Обыкновенная Арктика - Горбатов Борис Леонтьевич
Шрифт:
Интервал:
Закладка:
Так прошло несколько долгих, тревожных минут. Наконец высокий не выдержал.
— Ну, здравствуйте, товарищи, что ли! — сказал он на чистейшем русском языке. — Разве так встречают гостей?
— Русские!.. Русские!.. — радостно пронеслось по острову, и все бросились из своих яранг навстречу дорогим гостям.
И быстрее всех бежал Таян, потому что он был моложе и ловчее других, потому что он хотел раньше всех увидеть летающих русских. И он уже без страха смотрел на качающуюся на волне летающую лодку. Нельзя бояться того, что знаешь и видишь, что можно пощупать руками.

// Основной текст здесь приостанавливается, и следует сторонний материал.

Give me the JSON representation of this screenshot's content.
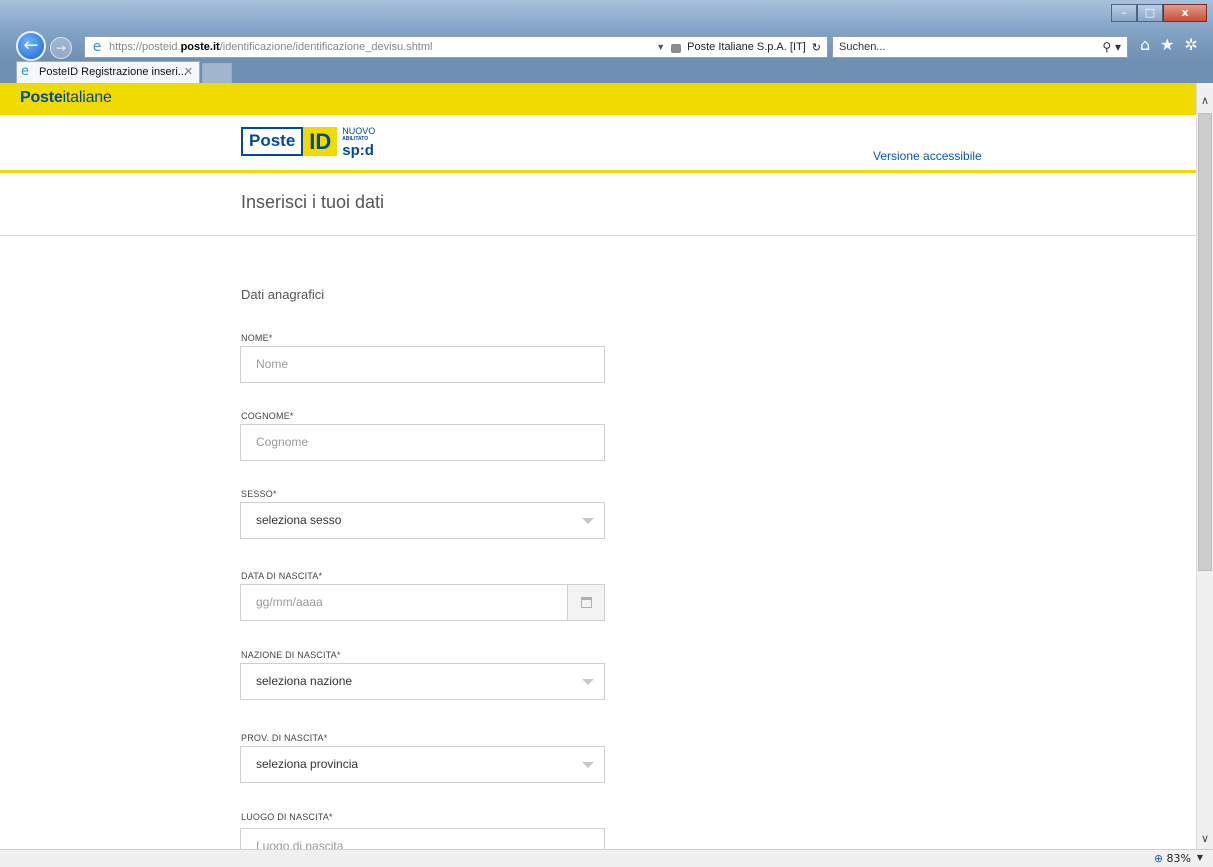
{
  "browser": {
    "url_prefix": "https://",
    "url_sub": "posteid.",
    "url_domain": "poste.it",
    "url_path": "/identificazione/identificazione_devisu.shtml",
    "cert": "Poste Italiane S.p.A. [IT]",
    "search_placeholder": "Suchen...",
    "tab_title": "PosteID Registrazione inseri...",
    "zoom": "83%"
  },
  "page": {
    "brand_bold": "Poste",
    "brand_rest": "italiane",
    "logo_poste": "Poste",
    "logo_id": "ID",
    "logo_nuovo": "NUOVO",
    "logo_abilitato": "ABILITATO",
    "logo_spid": "sp:d",
    "accessible_link": "Versione accessibile",
    "heading": "Inserisci i tuoi dati",
    "section": "Dati anagrafici"
  },
  "form": {
    "nome_label": "NOME*",
    "nome_placeholder": "Nome",
    "cognome_label": "COGNOME*",
    "cognome_placeholder": "Cognome",
    "sesso_label": "SESSO*",
    "sesso_value": "seleziona sesso",
    "data_label": "DATA DI NASCITA*",
    "data_placeholder": "gg/mm/aaaa",
    "nazione_label": "NAZIONE DI NASCITA*",
    "nazione_value": "seleziona nazione",
    "prov_label": "PROV. DI NASCITA*",
    "prov_value": "seleziona provincia",
    "luogo_label": "LUOGO DI NASCITA*",
    "luogo_placeholder": "Luogo di nascita"
  }
}
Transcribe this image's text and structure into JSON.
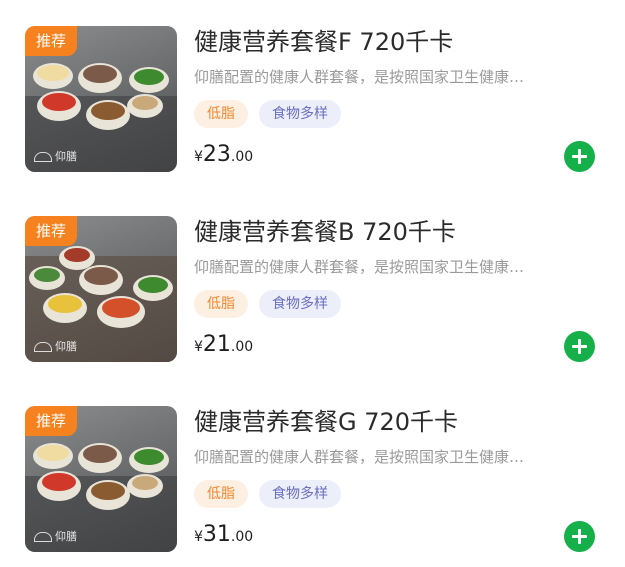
{
  "meals": [
    {
      "badge": "推荐",
      "brand": "仰膳",
      "title": "健康营养套餐F 720千卡",
      "description": "仰膳配置的健康人群套餐，是按照国家卫生健康…",
      "tags": [
        "低脂",
        "食物多样"
      ],
      "price": {
        "currency": "¥",
        "integer": "23",
        "decimal": ".00"
      },
      "add_icon": "plus-icon"
    },
    {
      "badge": "推荐",
      "brand": "仰膳",
      "title": "健康营养套餐B 720千卡",
      "description": "仰膳配置的健康人群套餐，是按照国家卫生健康…",
      "tags": [
        "低脂",
        "食物多样"
      ],
      "price": {
        "currency": "¥",
        "integer": "21",
        "decimal": ".00"
      },
      "add_icon": "plus-icon"
    },
    {
      "badge": "推荐",
      "brand": "仰膳",
      "title": "健康营养套餐G 720千卡",
      "description": "仰膳配置的健康人群套餐，是按照国家卫生健康…",
      "tags": [
        "低脂",
        "食物多样"
      ],
      "price": {
        "currency": "¥",
        "integer": "31",
        "decimal": ".00"
      },
      "add_icon": "plus-icon"
    }
  ],
  "colors": {
    "badge": "#f5821f",
    "add_button": "#16b04a",
    "tag_orange_bg": "#fdefe2",
    "tag_orange_text": "#f08a34",
    "tag_blue_bg": "#eceef9",
    "tag_blue_text": "#6a6fbf"
  }
}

Летчики пробыли недолго на острове. Они сказали, что их послали узнать, живы ли советские люди на острове, нет ли больных, нет ли нужды и голода. И, услышав про это, мудрый Кмо сказал эскимосам:
— Слушайте Кмо: он прошел большой путь по земле. И он видел много снов и много людей. И хороший был год, и плохой был год, и годы проходили один за другим, как ветер по морю. И, если был хороший год, и зверя много, и клыков много, и меха много, приходил к Кмо купец и говорил ласково, как мать. И забирал у Кмо добычу и оставлял Кмо немного табаку, водки и чаю. Но если плохой год был и не было у Кмо зверя и не было меха, купец проходил мимо, и глаз его был недобрый, и Кмо умирал. Так я говорю, мужчины?
И все ответили:
— Так.
Кмо посмотрел на бухту, где качалась на волнах лодка, и продолжал:
— Зачем прилетели люди на железной птице? Они не спросили, есть ли мех у Кмо, и есть ли у него добыча, и не взяли ее. Они спросили: жив ли Кмо, жив ли Етуи, и жив ли Таян? Может быть, болен Кмо? Может быть, голод посетил его ярангу? «Мы накормим Кмо, — сказали они, — и мы утешим его в печали». Но Кмо, — он ударил себя кулаком в грудь, — сыт и здоров. Кмо бьет зверя и живет в теплой яранге. И люди на железной птице рады, что Кмо здоров. Так я говорю, мужчины?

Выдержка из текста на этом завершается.